На стене висят высохшие стручковые перцы, словно в надежде на лучшее будущее.

Старик рассказывает о своей жизни, горько вздыхая, а ему есть что вспомнить! Слушаешь его, и хочется немедленно обнять, утешить и помочь этому удивительному человеку, который ни на кого не обижается и никого не обвиняет. Всякий ли так сможет, когда нелёгкая жизнь у него за плечами, да и нынче горько и тяжело?

Сейчас для него главное – снова видеть, он очень этого хочет. Ему нужна операция, которую надо оплатить. Часть оплаты берёт на себя государство, а часть должен заплатить он сам. Но откуда взять эти деньги? Всю жизнь человек работал в поте лица своего, а на операцию не заработал, получается!!!

Рассказав о самой серьёзной проблеме со зрением, батоно Георгий вздыхает и добавляет:

– Ещё у меня с крыши вода течёт, всё время вода в квартире, отопления нет, только электрическая печка у меня.
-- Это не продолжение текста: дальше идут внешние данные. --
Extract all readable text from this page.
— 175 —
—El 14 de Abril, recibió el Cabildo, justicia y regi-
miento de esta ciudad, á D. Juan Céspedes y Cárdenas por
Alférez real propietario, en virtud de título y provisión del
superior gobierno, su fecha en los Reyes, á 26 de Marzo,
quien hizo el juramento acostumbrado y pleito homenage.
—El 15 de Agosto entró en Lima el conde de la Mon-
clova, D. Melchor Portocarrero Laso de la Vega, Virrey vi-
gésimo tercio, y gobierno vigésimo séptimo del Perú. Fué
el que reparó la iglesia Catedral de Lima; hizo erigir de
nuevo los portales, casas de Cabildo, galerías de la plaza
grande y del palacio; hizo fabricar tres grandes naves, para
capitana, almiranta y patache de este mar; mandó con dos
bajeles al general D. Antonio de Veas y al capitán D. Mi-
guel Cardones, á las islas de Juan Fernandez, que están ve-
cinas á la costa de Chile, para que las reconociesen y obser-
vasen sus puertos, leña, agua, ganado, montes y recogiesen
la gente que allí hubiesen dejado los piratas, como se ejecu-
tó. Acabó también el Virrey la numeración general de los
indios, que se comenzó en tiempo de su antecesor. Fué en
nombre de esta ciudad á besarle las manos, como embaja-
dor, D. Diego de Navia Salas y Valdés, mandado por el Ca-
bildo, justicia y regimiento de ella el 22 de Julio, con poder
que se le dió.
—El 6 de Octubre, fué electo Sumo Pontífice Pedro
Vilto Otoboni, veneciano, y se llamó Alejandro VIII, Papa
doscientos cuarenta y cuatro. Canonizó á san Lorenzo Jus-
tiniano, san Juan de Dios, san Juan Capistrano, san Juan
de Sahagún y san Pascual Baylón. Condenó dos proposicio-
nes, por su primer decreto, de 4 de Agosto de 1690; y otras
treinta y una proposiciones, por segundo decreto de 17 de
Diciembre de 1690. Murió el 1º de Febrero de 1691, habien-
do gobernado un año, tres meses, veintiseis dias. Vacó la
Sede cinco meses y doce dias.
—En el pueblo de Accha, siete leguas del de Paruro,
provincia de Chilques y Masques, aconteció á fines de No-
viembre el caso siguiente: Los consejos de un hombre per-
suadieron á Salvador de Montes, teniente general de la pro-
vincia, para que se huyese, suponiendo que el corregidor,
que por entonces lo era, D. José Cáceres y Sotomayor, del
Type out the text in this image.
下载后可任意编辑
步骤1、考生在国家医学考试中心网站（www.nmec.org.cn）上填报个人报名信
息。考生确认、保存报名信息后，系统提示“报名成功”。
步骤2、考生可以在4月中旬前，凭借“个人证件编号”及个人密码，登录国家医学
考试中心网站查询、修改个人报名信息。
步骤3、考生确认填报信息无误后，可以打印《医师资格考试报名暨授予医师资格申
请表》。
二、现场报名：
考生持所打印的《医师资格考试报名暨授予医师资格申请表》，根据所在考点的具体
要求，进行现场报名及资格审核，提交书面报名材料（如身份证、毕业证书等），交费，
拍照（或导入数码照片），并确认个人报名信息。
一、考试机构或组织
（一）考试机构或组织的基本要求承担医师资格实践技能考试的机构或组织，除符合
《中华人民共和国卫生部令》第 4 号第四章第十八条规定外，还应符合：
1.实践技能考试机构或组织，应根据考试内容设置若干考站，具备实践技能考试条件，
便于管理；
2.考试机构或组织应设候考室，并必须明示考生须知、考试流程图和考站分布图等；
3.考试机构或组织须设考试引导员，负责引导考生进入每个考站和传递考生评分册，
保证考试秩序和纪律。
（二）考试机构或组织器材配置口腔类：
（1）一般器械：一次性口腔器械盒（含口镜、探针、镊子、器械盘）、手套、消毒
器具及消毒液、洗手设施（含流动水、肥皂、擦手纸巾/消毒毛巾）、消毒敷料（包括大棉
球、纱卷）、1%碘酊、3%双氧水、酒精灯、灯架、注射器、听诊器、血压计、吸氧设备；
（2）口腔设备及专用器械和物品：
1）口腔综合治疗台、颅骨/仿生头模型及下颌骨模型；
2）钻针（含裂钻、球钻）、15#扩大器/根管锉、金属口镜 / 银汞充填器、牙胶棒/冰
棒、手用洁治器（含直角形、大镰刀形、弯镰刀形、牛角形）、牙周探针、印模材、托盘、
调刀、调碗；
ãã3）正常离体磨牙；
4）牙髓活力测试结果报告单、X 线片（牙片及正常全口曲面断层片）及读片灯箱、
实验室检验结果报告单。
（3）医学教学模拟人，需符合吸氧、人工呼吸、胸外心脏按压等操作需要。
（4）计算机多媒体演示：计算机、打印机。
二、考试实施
Целый день около неё греюсь.

– И, как вижу, удобства у Вас во дворе, то есть и днем, и ночью надо выходить на улицу... Вам и крышу починить надо, и утеплить как-то, чтобы можно было жить?

– Да, я когда приехал из Сухуми, были только эти две комнатки из извести. Пока ещё не так холодно, но скоро зима. Не знаю, как справлюсь. Из вещей у меня есть старый холодильник, советский ещё, плохо очень работает.

– Есть шанс, что зрение вернётся после операции?

– Не убеждён в том, что я хорошо буду видеть, но чтобы хоть немножко открыть глаза, чтобы отличать предметы, больше людей видеть, чтобы мог передвигаться… – повторяет старик, и его голос срывается.

– Вы родились в Хашури... Что Вы помните из детства? Каким оно было?

– Э-эх! Я очень плохое детство провёл. Мы очень бедно жили. Какое может быть детство, когда мы голодали... Трудно было. Потом война началась [Вторая мировая]. Я 1931 года рождения... Мои родители были очень бедные люди. Нас было семеро. Сейчас никого не осталось, никого. Только я один.

– У них остались дети, родственники?

– Остались. Но здесь никого нету.

– И отношения не поддерживаете с ними, а они с Вами?

– Нет, к сожалению, нет.

– Как Вы жили тогда, во время Второй мировой войны?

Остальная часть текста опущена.